Healthy Snacks – Mixed Nuts
It’s hard to find healthy snacks that are nutritional these days; even those claiming to be healthy are secretly packed full of sugar and salt. Then we think, I’ll make it myself but the online recipes require too much and aren’t even a snack. Here is the fourth of our healthy snacks series from Neil Bowman Training’s Healthy Snacks – Mixed Nuts.
Mixed Nuts
A cup of mixed nuts is a great afternoon pick-me-up for when the afternoon slump occurs. Nuts are choke-full of beneficial nutrients and antioxidants, and are known to help combat ‘bad’ LDL cholesterol. Nowadays, nuts are now widely available in many shops and at a reasonable price. Most importantly, you should try to purchase nuts with no added salt or other flavourings and pick options that are raw or dry roasted (dry roasted are roasted without the addition of oil).
Almonds
Antioxidants such as vitamin E can be found in almonds, and contain high amounts of magnesium which have been linked with helping lower blood pressure level.
Brazil Nuts
They are extremely rich in Selenium which is essential your immune system and cell growth. Brazil nuts should be restricted to 1 or 2 nuts per day as too many can be bad for you. However, this is more likely to happen from taking supplements rather than eating selenium-containing foods.
Cashews
Cashews are a good source of magnesium, which plays an important role in over 300 reactions within the body. In addition, magnesium deficiency which is prevalent in older populations has been linked to a number of health risks.
Macadamia Nuts
Macadamia nuts are rich in vitamins, minerals, fibre, antioxidants, and healthy fats. Most importantly, their potential benefits include weight loss, improved gut health, and protection against diabetes, metabolic syndrome, and heart disease.
Peanuts
They are an excellent plant-based source of protein and high in various vitamins, minerals, and plant compounds. They can be useful as a part of a weight loss diet and may reduce your risk of both heart disease and gallstones. However, being high in fat, this legume is a high-calorie food and should not be eaten in excess.
Pistachio
They are a great source of healthy fats, fibre, protein, antioxidants, and various nutrients. Above all, their health effects may include weight loss benefits, lower cholesterol and blood sugar, and improved gut, eye, and blood vessel health.
Walnut
They are rich in healthy fats and high in antioxidants. What’s more, regularly eating walnuts may improve brain health and reduce your risk of heart disease and cancer. These nuts are easily incorporated into your diet, as they can be eaten on their own or added to many different foods.
Pecans
They are a type of tree nut that’s rich in several key nutrients. In addition, they’ve been associated with many potential health benefits, including improved blood sugar control, heart health, and brain function. However, they must be enjoyed in moderation as they are relatively high in calories.
Pine Nuts
They consist of protein, fibre, healthy fats, and other nutrients. In addition, they have been associated with many positive health outcomes, such as improved heart health, blood sugar control, and weight management
Hazelnuts
They are packed with nutrients, including vitamins, minerals, antioxidants and healthy fats. They may also have health benefits, like helping decrease blood fat levels, regulating blood pressure, and improving blood sugar levels, among others.

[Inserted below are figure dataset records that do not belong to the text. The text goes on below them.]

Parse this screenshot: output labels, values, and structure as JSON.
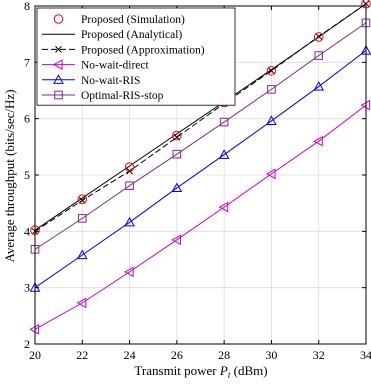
{
  "chart_data": {
    "type": "line",
    "title": "",
    "xlabel": "Transmit power P_t (dBm)",
    "xlabel_parts": {
      "prefix": "Transmit power ",
      "symbol": "P",
      "subscript": "t",
      "suffix": " (dBm)"
    },
    "ylabel": "Average throughput (bits/sec/Hz)",
    "xlim": [
      20,
      34
    ],
    "ylim": [
      2,
      8
    ],
    "xticks": [
      20,
      22,
      24,
      26,
      28,
      30,
      32,
      34
    ],
    "yticks": [
      2,
      3,
      4,
      5,
      6,
      7,
      8
    ],
    "grid": true,
    "legend_position": "top-left",
    "x": [
      20,
      22,
      24,
      26,
      28,
      30,
      32,
      34
    ],
    "series": [
      {
        "name": "Proposed (Simulation)",
        "color": "#ff0000",
        "marker": "circle",
        "line": "none",
        "values": [
          4.02,
          4.57,
          5.14,
          5.7,
          6.29,
          6.85,
          7.45,
          8.04
        ]
      },
      {
        "name": "Proposed (Analytical)",
        "color": "#000000",
        "marker": "none",
        "line": "solid",
        "values": [
          4.02,
          4.59,
          5.16,
          5.73,
          6.3,
          6.87,
          7.45,
          8.04
        ]
      },
      {
        "name": "Proposed (Approximation)",
        "color": "#000000",
        "marker": "x",
        "line": "dashed",
        "values": [
          4.0,
          4.55,
          5.07,
          5.67,
          6.27,
          6.85,
          7.46,
          8.04
        ]
      },
      {
        "name": "No-wait-direct",
        "color": "#cc00cc",
        "marker": "triangle-left",
        "line": "solid",
        "values": [
          2.26,
          2.73,
          3.28,
          3.85,
          4.43,
          5.02,
          5.6,
          6.24
        ]
      },
      {
        "name": "No-wait-RIS",
        "color": "#0000ff",
        "marker": "triangle-up",
        "line": "solid",
        "values": [
          3.0,
          3.58,
          4.16,
          4.77,
          5.36,
          5.96,
          6.57,
          7.21
        ]
      },
      {
        "name": "Optimal-RIS-stop",
        "color": "#7e2f8e",
        "marker": "square",
        "line": "solid",
        "values": [
          3.68,
          4.23,
          4.81,
          5.37,
          5.94,
          6.52,
          7.12,
          7.7
        ]
      }
    ]
  }
}
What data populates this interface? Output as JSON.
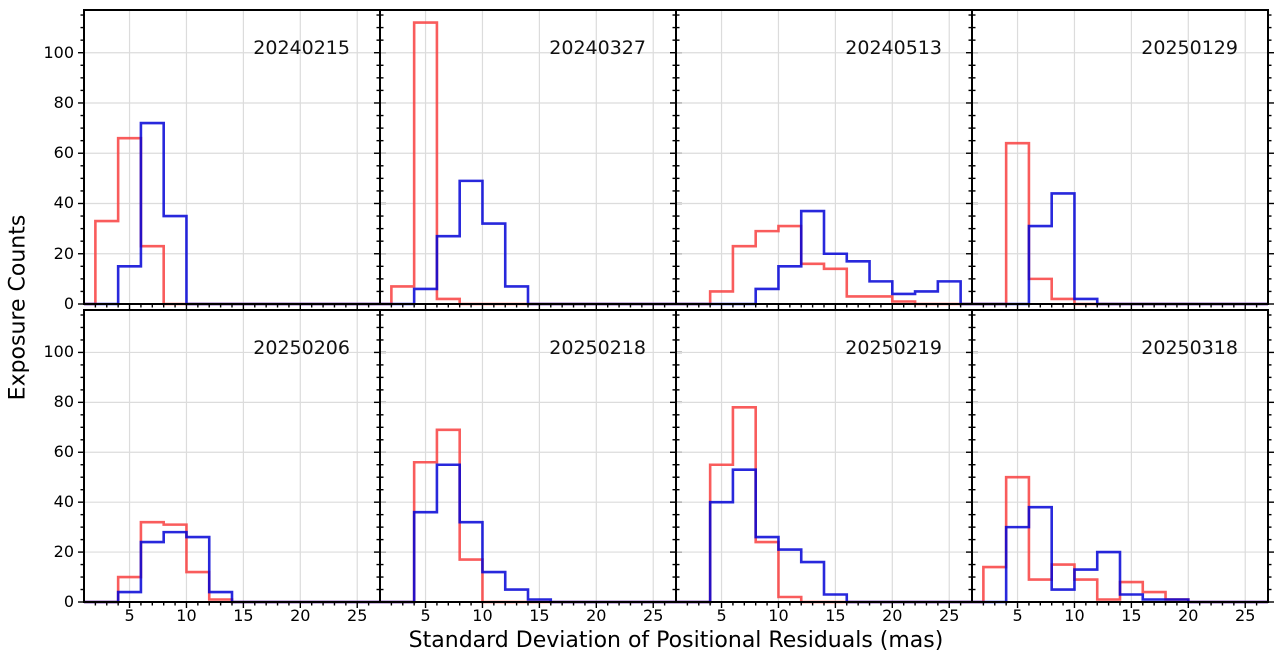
{
  "figure": {
    "xlabel": "Standard Deviation of Positional Residuals (mas)",
    "ylabel": "Exposure Counts"
  },
  "chart_data": {
    "type": "histogram",
    "description": "2x4 grid of overlaid step histograms, one panel per observation date",
    "xlabel": "Standard Deviation of Positional Residuals (mas)",
    "ylabel": "Exposure Counts",
    "xlim": [
      1,
      27
    ],
    "ylim": [
      0,
      117
    ],
    "x_major_ticks": [
      5,
      10,
      15,
      20,
      25
    ],
    "y_major_ticks": [
      0,
      20,
      40,
      60,
      80,
      100
    ],
    "x_minor_step": 1,
    "y_minor_step": 5,
    "grid": true,
    "bin_width": 2,
    "series_colors": {
      "red": "#f84040",
      "blue": "#0202d6"
    },
    "grid_color": "#dcdcdc",
    "spine_color": "#000000",
    "panels": [
      {
        "date": "20240215",
        "red": {
          "bin_start": 2,
          "counts": [
            33,
            66,
            23
          ]
        },
        "blue": {
          "bin_start": 4,
          "counts": [
            15,
            72,
            35
          ]
        }
      },
      {
        "date": "20240327",
        "red": {
          "bin_start": 2,
          "counts": [
            7,
            112,
            2
          ]
        },
        "blue": {
          "bin_start": 4,
          "counts": [
            6,
            27,
            49,
            32,
            7
          ]
        }
      },
      {
        "date": "20240513",
        "red": {
          "bin_start": 4,
          "counts": [
            5,
            23,
            29,
            31,
            16,
            14,
            3,
            3,
            1
          ]
        },
        "blue": {
          "bin_start": 8,
          "counts": [
            6,
            15,
            37,
            20,
            17,
            9,
            4,
            5,
            9
          ]
        }
      },
      {
        "date": "20250129",
        "red": {
          "bin_start": 4,
          "counts": [
            64,
            10,
            2
          ]
        },
        "blue": {
          "bin_start": 6,
          "counts": [
            31,
            44,
            2
          ]
        }
      },
      {
        "date": "20250206",
        "red": {
          "bin_start": 4,
          "counts": [
            10,
            32,
            31,
            12,
            1
          ]
        },
        "blue": {
          "bin_start": 4,
          "counts": [
            4,
            24,
            28,
            26,
            4
          ]
        }
      },
      {
        "date": "20250218",
        "red": {
          "bin_start": 4,
          "counts": [
            56,
            69,
            17
          ]
        },
        "blue": {
          "bin_start": 4,
          "counts": [
            36,
            55,
            32,
            12,
            5,
            1
          ]
        }
      },
      {
        "date": "20250219",
        "red": {
          "bin_start": 4,
          "counts": [
            55,
            78,
            24,
            2
          ]
        },
        "blue": {
          "bin_start": 4,
          "counts": [
            40,
            53,
            26,
            21,
            16,
            3
          ]
        }
      },
      {
        "date": "20250318",
        "red": {
          "bin_start": 2,
          "counts": [
            14,
            50,
            9,
            15,
            9,
            1,
            8,
            4,
            1
          ]
        },
        "blue": {
          "bin_start": 4,
          "counts": [
            30,
            38,
            5,
            13,
            20,
            3,
            1,
            1
          ]
        }
      }
    ]
  }
}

Certainly adding fats in the form of oils is fattening and unhealthy, but naturally fat-rich foods like nuts and seeds have profound cardiovascular benefits.
Joel Fuhrman — American Scientist born on December 02, 1953
In conclusion, whether you eat nuts as a snack or add them to Greek yoghurt, nuts a great addition to your diet and can be a great source of protein, vitamins and minerals without too much effort or fuss.